Review

FSU/Asolo Conservatory's Ghosts Makes for a Long, Strange Trip

Henrik Ibsen's classic play keeps its emotions mostly under wraps.

By Kay Kipling January 3, 2019

Marc Bitler and Carla Corvo in the FSU/Asolo Conservatory's Ghosts.

Image: Frank Atura

Henrik Ibsen’s’ classic play Ghosts provides a considerable acting challenge for the five second-year students in the FSU/Asolo Conservatory’s current production in the Cook Theatre. But it provides something of a challenge for the audience, too.

That’s because of the material, to some extent; while issues of infidelity, venereal disease, incest and assisted suicide may not be quite as shocking to audiences today as they were back in the 1880s, when Ibsen’s work was first performed, they’re still heavy going. But it’s also because of the pacing and approach of Andrei Malaev-Babel’s direction. At first the deliberately slow movements and speeches of the actors, especially Carla Corvo as the widowed Mrs. Alving, struggling with her profligate late husband’s legacy, may feel appropriate. After all, she’s been living a life of constraint and secrecy for years, keeping from everyone in her household and the small, isolated Norwegian community in which she lives the truth about Captain Alving’s dissolute life, and that habit of restraining her emotions is now second nature to her.

But after a time, that pacing, especially during sequences that have Corvo picking up household objects and moving them purposelessly around, or stretching herself out languorously on one or another item of furniture, begins to feel ponderous. And the cluelessness of her “advisor,” Pastor Manders (Jonathan Grunert), while meant to be a commentary on established religion and moral hypocrisy, is, in this production, at times so irritating and, to a modern ear, tone deaf that it’s simply not believable.

That’s not to say that some of Ibsen’s original outrage at the misery following the strictures of society can cause in a case like the Alvings’ doesn’t still reverberate. We see it especially with Helene Alving’s 20-something artist son, Osvald (Marc Bitler), for whom we do feel some sympathy as he learns the truth about his father and his own threatening illness. And, conversely, we get a rather welcome dollop of opportunistic cynicism on the part of carpenter Jakob Engstrand (Joe Ferrarelli), who knows just how to manipulate the pastor to achieve his own ends. He’s not as successful with his daughter and Helene’s maid, Regina (Alex Pelletier), who’s onto his schemes and has ambitions of her own to improve her station, which impel her to occasionally drop French phrases into her conversation.
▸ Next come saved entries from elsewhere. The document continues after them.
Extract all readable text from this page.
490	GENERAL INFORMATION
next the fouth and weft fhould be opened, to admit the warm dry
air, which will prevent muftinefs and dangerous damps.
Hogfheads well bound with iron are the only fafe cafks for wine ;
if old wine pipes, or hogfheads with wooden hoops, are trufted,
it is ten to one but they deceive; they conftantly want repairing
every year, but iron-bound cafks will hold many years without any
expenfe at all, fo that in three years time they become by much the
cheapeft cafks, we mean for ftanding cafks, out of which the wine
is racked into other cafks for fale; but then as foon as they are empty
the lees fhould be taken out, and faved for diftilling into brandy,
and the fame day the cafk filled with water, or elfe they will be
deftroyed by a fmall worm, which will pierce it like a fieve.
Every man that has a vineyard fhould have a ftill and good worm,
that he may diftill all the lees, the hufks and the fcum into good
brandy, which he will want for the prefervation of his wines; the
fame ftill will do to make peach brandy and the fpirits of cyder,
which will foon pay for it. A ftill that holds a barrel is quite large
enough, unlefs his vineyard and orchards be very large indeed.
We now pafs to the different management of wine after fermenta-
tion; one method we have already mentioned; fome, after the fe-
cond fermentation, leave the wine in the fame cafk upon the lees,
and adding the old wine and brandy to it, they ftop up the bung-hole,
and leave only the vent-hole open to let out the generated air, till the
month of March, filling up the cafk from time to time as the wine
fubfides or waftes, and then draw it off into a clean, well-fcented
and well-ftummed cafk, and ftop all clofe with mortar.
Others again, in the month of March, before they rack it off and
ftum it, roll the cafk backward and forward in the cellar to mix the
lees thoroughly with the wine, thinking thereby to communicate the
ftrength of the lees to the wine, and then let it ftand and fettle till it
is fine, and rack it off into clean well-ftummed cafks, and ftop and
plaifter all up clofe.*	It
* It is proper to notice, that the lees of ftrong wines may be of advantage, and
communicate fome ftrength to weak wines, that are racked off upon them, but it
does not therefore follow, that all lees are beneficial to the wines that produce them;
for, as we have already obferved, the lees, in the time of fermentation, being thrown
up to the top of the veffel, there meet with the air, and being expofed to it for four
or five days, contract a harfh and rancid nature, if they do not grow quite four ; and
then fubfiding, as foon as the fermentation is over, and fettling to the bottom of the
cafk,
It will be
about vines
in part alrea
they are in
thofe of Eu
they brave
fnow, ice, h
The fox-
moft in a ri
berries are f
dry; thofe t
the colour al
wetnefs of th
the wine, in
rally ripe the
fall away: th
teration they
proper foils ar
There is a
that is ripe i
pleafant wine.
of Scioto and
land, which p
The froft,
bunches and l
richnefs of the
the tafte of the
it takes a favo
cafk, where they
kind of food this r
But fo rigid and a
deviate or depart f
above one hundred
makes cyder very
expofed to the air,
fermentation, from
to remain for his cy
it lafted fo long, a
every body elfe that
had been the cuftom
Jonathan Grunert and Alex Pelletier in Ghosts.

Image: Frank Atura

Chris McVicker’s set and lighting and Sofia Gonzalez’s costume design help to set the right mood for the period, characters and subject matter, with a sense of doom and gloom ever present. And I’ve no doubt that working in Ghosts has taught the Conservatory actors some valuable lessons. Whether audience members will feel that they have drawn anything worthwhile from the production depends on their individual patience levels.